Akhirnya, buku itu ditemukan di rumah bapak kontrakan. Malik yang memberitahunya. Rupanya, buku itu sempat dipinjam oleh bapak kontrakan karena tertarik membaca isinya.
Setelah mendapatkannya kembali, Imron langsung duduk bersila di kamar dan mulai menelaah isi buku dengan seksama untuk dibedah bersama kawan-kawan IMM Sleman.
“Kok baca buku itu lagi?

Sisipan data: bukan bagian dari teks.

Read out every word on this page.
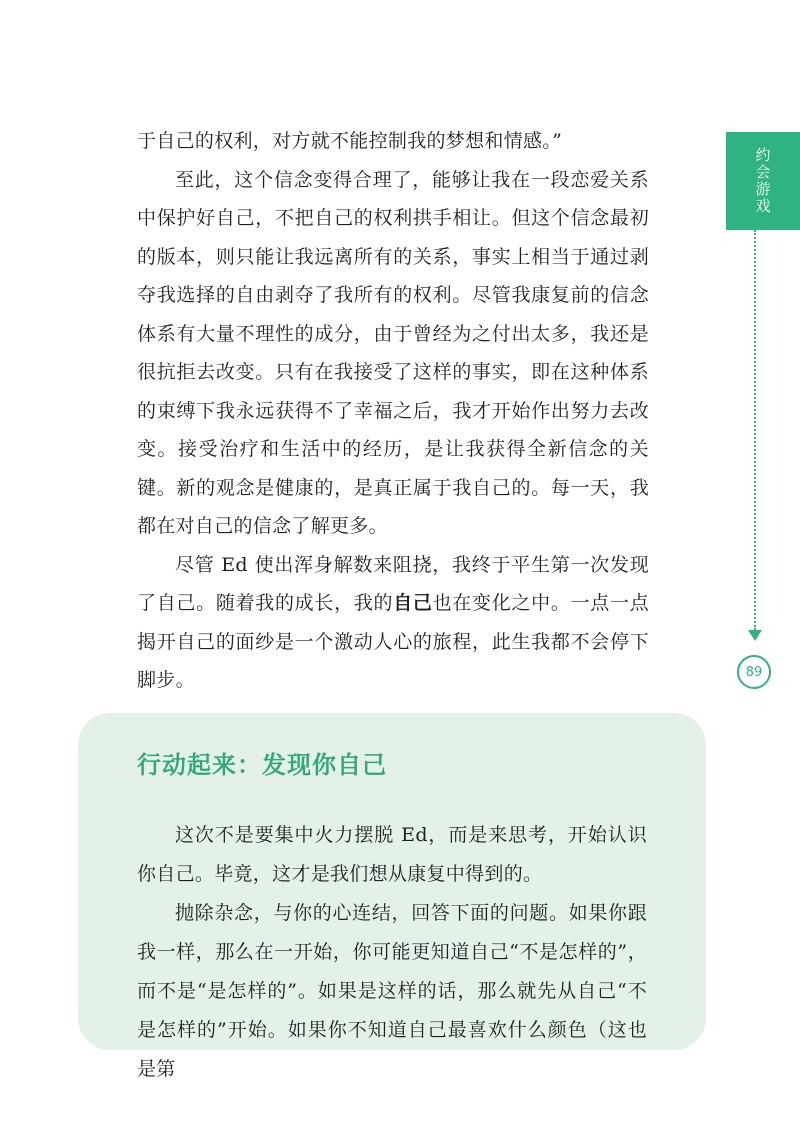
于自己的权利，对方就不能控制我的梦想和情感。”

至此，这个信念变得合理了，能够让我在一段恋爱关系中保护好自己，不把自己的权利拱手相让。但这个信念最初的版本，则只能让我远离所有的关系，事实上相当于通过剥夺我选择的自由剥夺了我所有的权利。尽管我康复前的信念体系有大量不理性的成分，由于曾经为之付出太多，我还是很抗拒去改变。只有在我接受了这样的事实，即在这种体系的束缚下我永远获得不了幸福之后，我才开始作出努力去改变。接受治疗和生活中的经历，是让我获得全新信念的关键。新的观念是健康的，是真正属于我自己的。每一天，我都在对自己的信念了解更多。

尽管 Ed 使出浑身解数来阻挠，我终于平生第一次发现了自己。随着我的成长，我的自己也在变化之中。一点一点揭开自己的面纱是一个激动人心的旅程，此生我都不会停下脚步。

约会游戏
89
行动起来：发现你自己

这次不是要集中火力摆脱 Ed，而是来思考，开始认识你自己。毕竟，这才是我们想从康复中得到的。

抛除杂念，与你的心连结，回答下面的问题。如果你跟我一样，那么在一开始，你可能更知道自己“不是怎样的”，而不是“是怎样的”。如果是这样的话，那么就先从自己“不是怎样的”开始。如果你不知道自己最喜欢什么颜色（这也是第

Apa yang menarik?” tanya Nuriel, penasaran.
Imron menutup buku sejenak dan menatap Nuriel. Ia lalu mulai menjelaskan bahwa buku ini ditulis oleh Profesor Doktor Syamsul Anwar, pakar hukum Islam dari UIN Sunan Kalijaga sekaligus Ketua Pimpinan Pusat Muhammadiyah. Pendapat yang tertuang dalam buku ini tentu bukan berasal dari orang yang ilmunya masih mentah.
Selain itu, Imron menambahkan bahwa kajian dalam buku ini didukung oleh fakta sejarah yang menggambarkan perkembangan salat tarawih dari masa ke masa, terutama di Masjid Nabawi.

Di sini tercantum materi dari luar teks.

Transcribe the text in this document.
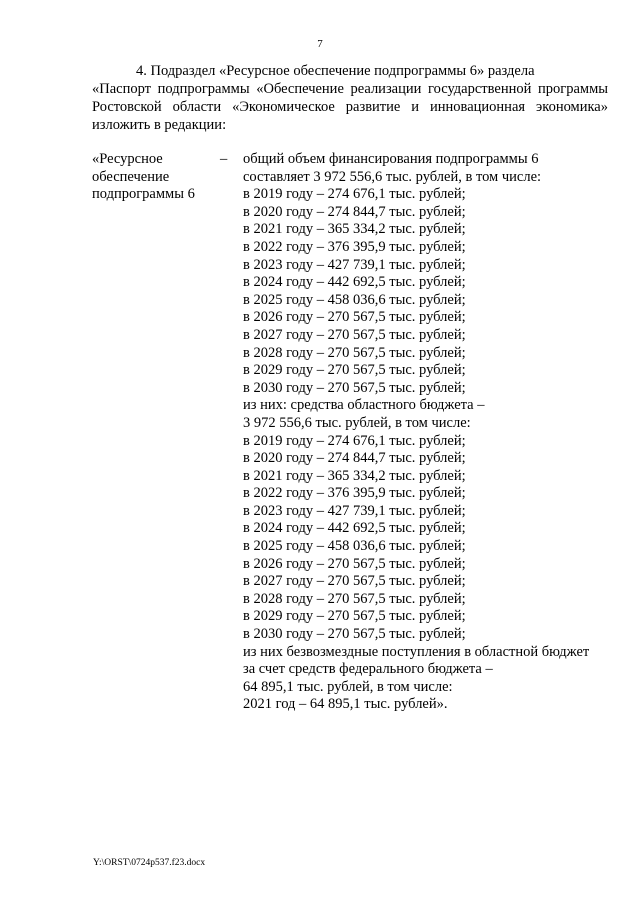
7
4. Подраздел «Ресурсное обеспечение подпрограммы 6» раздела
«Паспорт подпрограммы «Обеспечение реализации государственной программы Ростовской области «Экономическое развитие и инновационная экономика» изложить в редакции:
«Ресурсное
обеспечение
подпрограммы 6
– общий объем финансирования подпрограммы 6
составляет 3 972 556,6 тыс. рублей, в том числе:
в 2019 году – 274 676,1 тыс. рублей;
в 2020 году – 274 844,7 тыс. рублей;
в 2021 году – 365 334,2 тыс. рублей;
в 2022 году – 376 395,9 тыс. рублей;
в 2023 году – 427 739,1 тыс. рублей;
в 2024 году – 442 692,5 тыс. рублей;
в 2025 году – 458 036,6 тыс. рублей;
в 2026 году – 270 567,5 тыс. рублей;
в 2027 году – 270 567,5 тыс. рублей;
в 2028 году – 270 567,5 тыс. рублей;
в 2029 году – 270 567,5 тыс. рублей;
в 2030 году – 270 567,5 тыс. рублей;
из них: средства областного бюджета –
3 972 556,6 тыс. рублей, в том числе:
в 2019 году – 274 676,1 тыс. рублей;
в 2020 году – 274 844,7 тыс. рублей;
в 2021 году – 365 334,2 тыс. рублей;
в 2022 году – 376 395,9 тыс. рублей;
в 2023 году – 427 739,1 тыс. рублей;
в 2024 году – 442 692,5 тыс. рублей;
в 2025 году – 458 036,6 тыс. рублей;
в 2026 году – 270 567,5 тыс. рублей;
в 2027 году – 270 567,5 тыс. рублей;
в 2028 году – 270 567,5 тыс. рублей;
в 2029 году – 270 567,5 тыс. рублей;
в 2030 году – 270 567,5 тыс. рублей;
из них безвозмездные поступления в областной бюджет
за счет средств федерального бюджета –
64 895,1 тыс. рублей, в том числе:
2021 год – 64 895,1 тыс. рублей».
Y:\ORST\0724p537.f23.docx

Malik yang sejak tadi sibuk marathon One Piece akhirnya mengernyit ingin terlibat dalam diskusi. Ia meletakkan ponselnya dan bersandar di dinding. “Jadi, kenapa di Masjid Nabawi sekarang tarawihnya dua puluh rakaat?” tanyanya.
Imron menutup bukunya sejenak dan menaruhnya di kasur. Ia tersenyum. Melihat dua karibnya menunggu jawaban dengan mata yang berbinar-binar, Imron menampilkan diri sepenuhnya sebagai penguasa mutlak pembahasan tentang tarawih ini.

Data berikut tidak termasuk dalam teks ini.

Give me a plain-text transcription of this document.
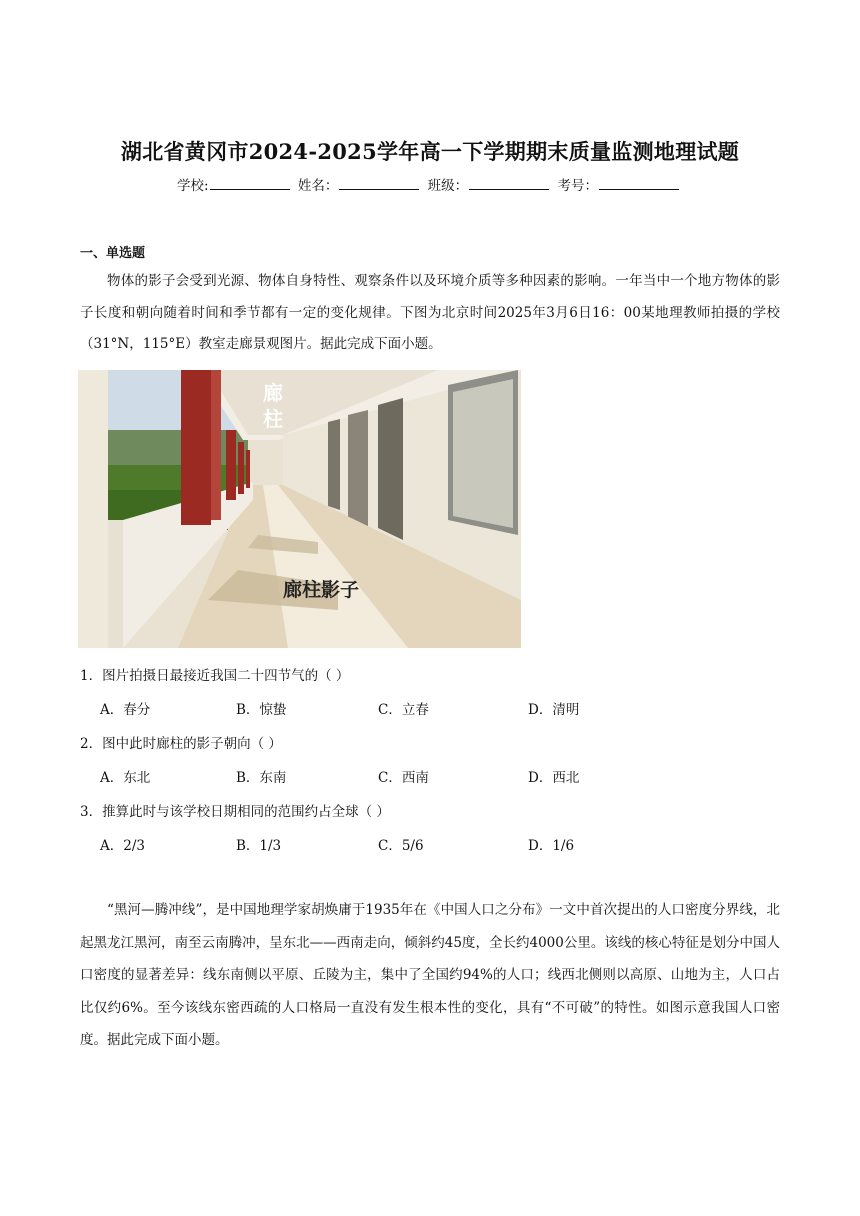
湖北省黄冈市2024-2025学年高一下学期期末质量监测地理试题
学校:	姓名：	班级：	考号：
一、单选题
物体的影子会受到光源、物体自身特性、观察条件以及环境介质等多种因素的影响。一年当中一个地方物体的影子长度和朝向随着时间和季节都有一定的变化规律。下图为北京时间2025年3月6日16：00某地理教师拍摄的学校（31°N，115°E）教室走廊景观图片。据此完成下面小题。
廊柱
廊柱影子
1．图片拍摄日最接近我国二十四节气的（ ）
A．春分	B．惊蛰	C．立春	D．清明
2．图中此时廊柱的影子朝向（ ）
A．东北	B．东南	C．西南	D．西北
3．推算此时与该学校日期相同的范围约占全球（ ）
A．2/3	B．1/3	C．5/6	D．1/6
“黑河—腾冲线”，是中国地理学家胡焕庸于1935年在《中国人口之分布》一文中首次提出的人口密度分界线，北起黑龙江黑河，南至云南腾冲，呈东北——西南走向，倾斜约45度，全长约4000公里。该线的核心特征是划分中国人口密度的显著差异：线东南侧以平原、丘陵为主，集中了全国约94%的人口；线西北侧则以高原、山地为主，人口占比仅约6%。至今该线东密西疏的人口格局一直没有发生根本性的变化，具有“不可破”的特性。如图示意我国人口密度。据此完成下面小题。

“Tarawih di Masjid Nabawi sebenarnya mengalami perkembangan panjang, Lik” ucap Imron, kemudian dilanjutkan, “Awalnya, di zaman Nabi, salat ini sebelas rakaat, sesuai hadis ‘Aisyah. Saat Umar bin Khattab menertibkan jamaah tarawih, beliau juga menetapkan sebelas rakaat. Nah, seiring waktu, jumlah rakaatnya nambah. Ada yang nyebut Umar mengubahnya jadi dua puluh, tapi sebenarnya nggak ada riwayat sahih soal itu.”
Nuriel menyela, “Terus, kapan mulai jadi dua puluh?”
“Pada masa Mu‘awiyah, Riel, sekitar akhir pemerintahannya, jumlah rakaat naik jadi tiga puluh enam. Lalu pada abad ke-4 Hijriah, saat Madinah dikuasai Dinasti Fatimiah yang alirannya Syiah, jumlahnya dikurangi jadi dua puluh rakaat. Tradisi dua puluh rakaat ini terus berlangsung sampai sekarang, sejak Dinasti Saudi berkuasa di Arab.”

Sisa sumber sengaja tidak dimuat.